Most significantly for me, we finally planted a tree for my baby girl and buried her placenta, or whenua, beneath it. My big girl’s tree is at our last house, so we also planted a new tree for her. When in bloom, our girls’ trees will welcome tuis to our garden – native New Zealand birds with iridescent blue-black feathers, a distinctive white tuft beneath their neck and an equally distinctive bell-like song.
By the end of a few days of hard work, it was definitely time to put the tools down and enjoy a celebratory cocktail. I had half a pineapple in the fridge and all the limes and mint I could ask for in the garden, so I threw it all in the blender with some rum and whipped up this refreshing cocktail.
A refreshing rum cocktail
Pineapple and rum are a flavour combination that’s undeniably hard to beat (it’s one of my favourites). This cocktail starts its life in the blender, then gets topped up with chilled soda water to become a refreshing cocktail.

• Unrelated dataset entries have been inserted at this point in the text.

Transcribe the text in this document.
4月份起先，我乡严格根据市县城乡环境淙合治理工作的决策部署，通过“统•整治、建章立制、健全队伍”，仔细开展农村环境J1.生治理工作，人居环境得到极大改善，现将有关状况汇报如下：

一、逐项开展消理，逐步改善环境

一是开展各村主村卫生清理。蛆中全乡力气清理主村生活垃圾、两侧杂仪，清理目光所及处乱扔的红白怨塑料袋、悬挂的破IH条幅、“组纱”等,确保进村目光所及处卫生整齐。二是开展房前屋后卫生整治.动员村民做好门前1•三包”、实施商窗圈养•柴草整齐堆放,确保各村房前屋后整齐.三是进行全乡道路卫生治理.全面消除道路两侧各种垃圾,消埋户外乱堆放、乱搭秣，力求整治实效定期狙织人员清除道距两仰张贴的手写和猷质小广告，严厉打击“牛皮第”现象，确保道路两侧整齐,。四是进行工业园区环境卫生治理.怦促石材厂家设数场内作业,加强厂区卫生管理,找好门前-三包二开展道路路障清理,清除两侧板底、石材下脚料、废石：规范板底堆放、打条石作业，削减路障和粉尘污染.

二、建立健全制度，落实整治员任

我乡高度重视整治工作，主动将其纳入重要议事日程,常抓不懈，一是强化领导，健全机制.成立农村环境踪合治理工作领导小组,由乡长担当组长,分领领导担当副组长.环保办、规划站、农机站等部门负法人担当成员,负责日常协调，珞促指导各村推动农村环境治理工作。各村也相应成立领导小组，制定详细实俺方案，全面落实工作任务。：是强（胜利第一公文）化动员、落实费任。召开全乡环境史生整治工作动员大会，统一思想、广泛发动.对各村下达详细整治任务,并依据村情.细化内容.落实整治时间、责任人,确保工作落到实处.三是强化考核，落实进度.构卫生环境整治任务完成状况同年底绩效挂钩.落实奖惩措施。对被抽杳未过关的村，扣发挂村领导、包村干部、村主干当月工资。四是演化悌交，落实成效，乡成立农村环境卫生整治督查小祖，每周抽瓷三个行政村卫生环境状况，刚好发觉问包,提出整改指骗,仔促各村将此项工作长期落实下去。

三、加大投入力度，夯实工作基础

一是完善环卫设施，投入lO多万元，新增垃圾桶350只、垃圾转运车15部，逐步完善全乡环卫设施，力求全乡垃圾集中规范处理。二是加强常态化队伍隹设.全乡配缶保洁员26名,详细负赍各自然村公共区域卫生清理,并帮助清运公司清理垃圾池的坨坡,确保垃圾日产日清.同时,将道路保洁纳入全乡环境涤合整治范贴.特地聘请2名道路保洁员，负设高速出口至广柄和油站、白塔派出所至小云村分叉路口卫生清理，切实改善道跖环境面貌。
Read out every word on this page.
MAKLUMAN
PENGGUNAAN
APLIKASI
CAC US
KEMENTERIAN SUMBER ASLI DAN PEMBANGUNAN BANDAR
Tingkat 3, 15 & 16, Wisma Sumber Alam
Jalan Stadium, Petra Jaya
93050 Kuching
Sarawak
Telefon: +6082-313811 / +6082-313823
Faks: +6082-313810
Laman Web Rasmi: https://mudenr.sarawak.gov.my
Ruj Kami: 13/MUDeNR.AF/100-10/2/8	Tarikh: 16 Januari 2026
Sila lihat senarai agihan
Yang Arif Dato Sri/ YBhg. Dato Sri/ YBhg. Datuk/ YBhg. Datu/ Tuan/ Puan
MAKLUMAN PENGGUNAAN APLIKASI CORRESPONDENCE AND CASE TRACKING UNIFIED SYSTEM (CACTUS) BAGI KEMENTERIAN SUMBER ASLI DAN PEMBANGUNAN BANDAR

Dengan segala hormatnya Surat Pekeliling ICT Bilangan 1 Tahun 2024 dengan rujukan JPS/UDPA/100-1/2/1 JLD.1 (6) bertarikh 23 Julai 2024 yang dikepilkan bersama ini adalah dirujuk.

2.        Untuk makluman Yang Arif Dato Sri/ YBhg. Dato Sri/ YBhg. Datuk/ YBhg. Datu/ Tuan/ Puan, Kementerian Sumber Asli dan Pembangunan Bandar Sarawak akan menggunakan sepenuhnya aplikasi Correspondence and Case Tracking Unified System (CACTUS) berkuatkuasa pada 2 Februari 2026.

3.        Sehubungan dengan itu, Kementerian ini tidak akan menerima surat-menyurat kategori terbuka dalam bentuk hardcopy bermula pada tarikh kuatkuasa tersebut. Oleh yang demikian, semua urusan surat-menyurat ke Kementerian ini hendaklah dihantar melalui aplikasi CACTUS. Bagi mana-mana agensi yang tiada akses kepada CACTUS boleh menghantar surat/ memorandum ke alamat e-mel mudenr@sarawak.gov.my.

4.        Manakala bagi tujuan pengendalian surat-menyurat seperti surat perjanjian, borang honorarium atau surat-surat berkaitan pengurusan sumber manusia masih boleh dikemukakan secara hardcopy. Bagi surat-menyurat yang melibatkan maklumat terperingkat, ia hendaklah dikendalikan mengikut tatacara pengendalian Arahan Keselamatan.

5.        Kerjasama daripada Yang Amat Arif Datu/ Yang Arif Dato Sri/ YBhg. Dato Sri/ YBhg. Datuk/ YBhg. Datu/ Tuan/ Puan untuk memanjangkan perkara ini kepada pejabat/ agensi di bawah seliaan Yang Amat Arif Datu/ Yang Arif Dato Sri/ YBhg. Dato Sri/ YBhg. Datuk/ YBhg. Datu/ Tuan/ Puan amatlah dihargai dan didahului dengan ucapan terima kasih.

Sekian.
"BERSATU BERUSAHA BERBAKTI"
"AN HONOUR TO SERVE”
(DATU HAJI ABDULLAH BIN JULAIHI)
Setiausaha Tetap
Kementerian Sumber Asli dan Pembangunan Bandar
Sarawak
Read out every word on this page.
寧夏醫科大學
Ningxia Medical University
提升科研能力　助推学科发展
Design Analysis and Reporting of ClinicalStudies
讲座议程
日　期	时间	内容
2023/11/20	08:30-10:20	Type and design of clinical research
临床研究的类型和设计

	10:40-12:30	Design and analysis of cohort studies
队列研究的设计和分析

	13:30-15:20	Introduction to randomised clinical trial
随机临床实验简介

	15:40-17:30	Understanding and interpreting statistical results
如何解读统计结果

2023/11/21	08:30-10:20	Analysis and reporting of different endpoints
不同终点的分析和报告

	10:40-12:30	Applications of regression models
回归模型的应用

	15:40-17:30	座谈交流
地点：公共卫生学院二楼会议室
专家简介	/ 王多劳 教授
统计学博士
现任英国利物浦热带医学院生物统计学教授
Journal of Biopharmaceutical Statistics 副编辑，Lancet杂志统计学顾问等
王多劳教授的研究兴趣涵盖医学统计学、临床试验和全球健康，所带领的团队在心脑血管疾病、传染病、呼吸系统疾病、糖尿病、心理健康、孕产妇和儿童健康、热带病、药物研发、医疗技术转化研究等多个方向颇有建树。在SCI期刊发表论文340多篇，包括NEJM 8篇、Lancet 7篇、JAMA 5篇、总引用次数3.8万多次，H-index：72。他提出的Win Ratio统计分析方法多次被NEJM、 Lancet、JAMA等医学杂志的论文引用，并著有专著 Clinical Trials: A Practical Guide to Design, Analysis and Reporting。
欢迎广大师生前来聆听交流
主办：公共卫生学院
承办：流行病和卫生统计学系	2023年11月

I peeled and cored half a pineapple and threw it in the blender with dark rum (you could also use white rum), lime juice, ginger, mint and ice. I sweetened it with a little coconut sugar and blended until smooth, before topping it up with sparkling water to serve.
The number of people this serves depends a bit on the strength of your rum (be careful if it’s overproof), and how much soda water you top it up with. This cocktail recipe serves at least four, easily six, and maybe eight if you prefer a lower alcohol, refreshing drink. You could halve the quantity of rum if you want to serve fewer people, or want it lower in alcohol from the outset.
Pineapple and ginger rum cocktail
For the cocktail:
- Half a pineapple, peeled and cored (about 400g)
- 1/2 cup dark rum
- 1/4 cup lime juice
- 1 tbsp coconut sugar, or sweetener of your choice
- 1/2 tbsp fresh ginger, finely grated
- A few sprigs of mint, about 20 leaves
- Large handful of ice
- Chilled soda water, (sparkling water)
- Mint leaves
- Put all cocktail ingredients into a blender and blend until smooth.
- Either pour directly into glasses (until about half full) or into a carafe or large jug, before topping up with soda water. Watch out - the mixture will quickly foam up when the bubbles hit it!
- Give the mixture a gentle stir if necessary, then garnish with mint leaves and serve immediately.